How to fix PSOCKcluster error when running GBM

168 Views Asked by At

I am trying to run a gbm

gbm(formula=loan_status~., data=mdTrnGBM, distribution = 'bernoulli', n.trees= 100, interaction.depth= 5, bag.fraction= 0.5, cv.folds= 5)

and keep getting this error:

Error in makePSOCKcluster(names = spec, ...) : 
  Cluster setup failed. 8 of 8 workers failed to connect. 

Any ideas on how to fix this? If I eliminate the bag fraction and cv folds it does tend to work, but I don't want to have to eliminate those.

1

There are 1 best solutions below

0
On

When you specify cv=5, gbm uses the parallel package to send each cross-validation job to a separate core. This might be a new problem with new R 4.0 and mac.. or whatever system you might be working with, see this link.

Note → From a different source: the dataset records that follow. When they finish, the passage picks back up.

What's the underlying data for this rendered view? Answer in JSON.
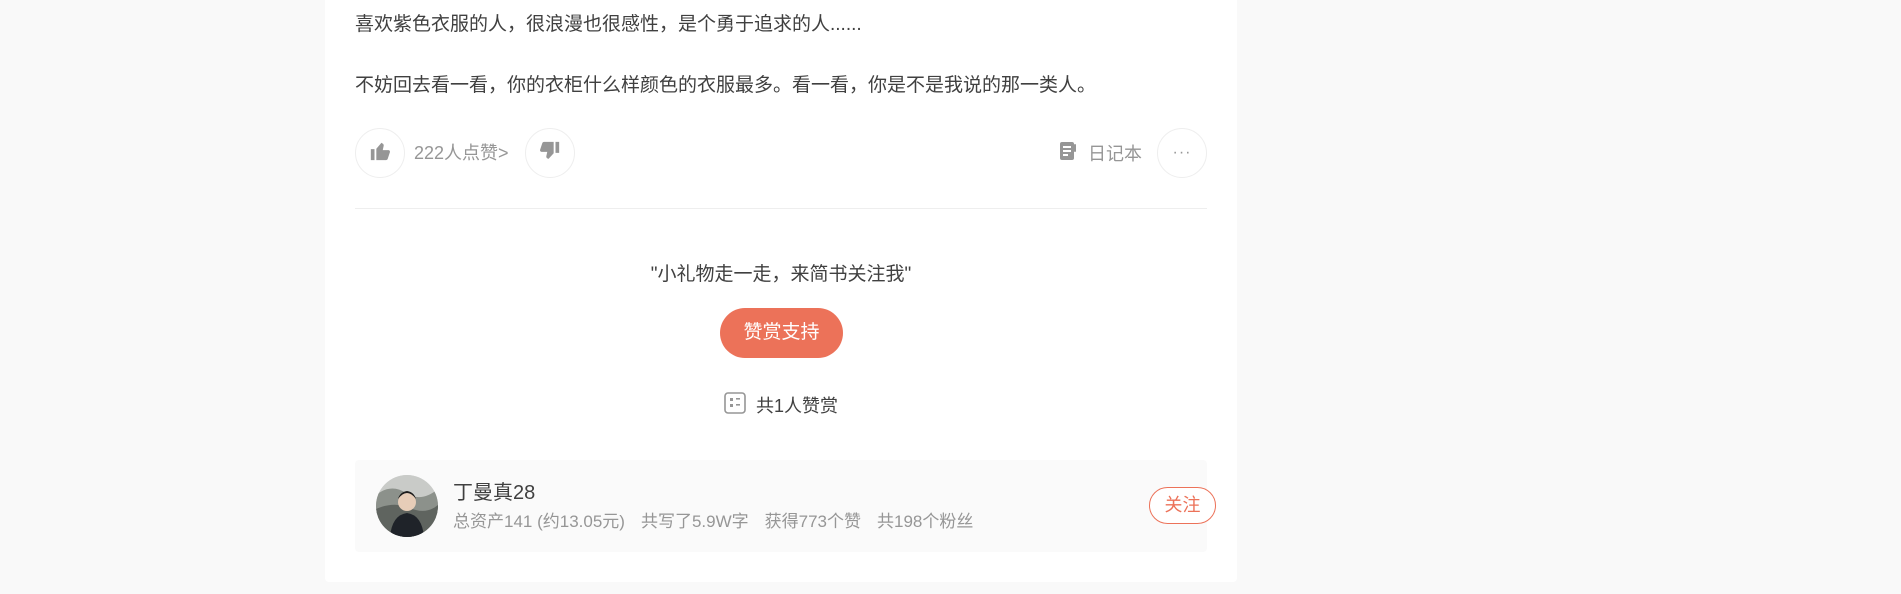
{
  "article": {
    "paragraphs": [
      "喜欢紫色衣服的人，很浪漫也很感性，是个勇于追求的人......",
      "不妨回去看一看，你的衣柜什么样颜色的衣服最多。看一看，你是不是我说的那一类人。"
    ]
  },
  "actions": {
    "like_count": "222人点赞",
    "like_chevron": ">",
    "notebook_label": "日记本",
    "more_label": "···"
  },
  "reward": {
    "quote": "\"小礼物走一走，来简书关注我\"",
    "button_label": "赞赏支持",
    "count_text": "共1人赞赏"
  },
  "author": {
    "name": "丁曼真28",
    "stats": [
      "总资产141 (约13.05元)",
      "共写了5.9W字",
      "获得773个赞",
      "共198个粉丝"
    ],
    "follow_label": "关注"
  },
  "colors": {
    "accent": "#ec7259",
    "muted": "#969696",
    "text": "#404040",
    "page_bg": "#f9f9f9"
  },
  "icons": [
    "thumbs-up-icon",
    "thumbs-down-icon",
    "notebook-icon",
    "more-icon",
    "reward-list-icon"
  ]
}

Right now you can try using only 1 core if your data isn't so huge, using an example dataset:

library(gbm)
fl = "https://raw.githubusercontent.com/hrishibawane/DataLit/master/credit_train.csv"
dat = read.csv(fl)
dat = dat[dat$Loan.Status !="",]
dat = droplevels(dat[complete.cases(dat),-c(1:2)])
dat$Loan.Status = as.numeric(dat$Loan.Status)-1

mdl = gbm(formula=Loan.Status~., data=dat, distribution = 'bernoulli', 
n.trees= 100, interaction.depth= 5, bag.fraction= 0.5, cv.folds= 5,n.cores=1)

gbm(formula = Loan.Status ~ ., distribution = "bernoulli", data = dat, 
    n.trees = 100, interaction.depth = 5, bag.fraction = 0.5, 
    cv.folds = 5, n.cores = 1)
A gradient boosted model with bernoulli loss function.
100 iterations were performed.
The best cross-validation iteration was 98.
There were 16 predictors of which 16 had non-zero influence.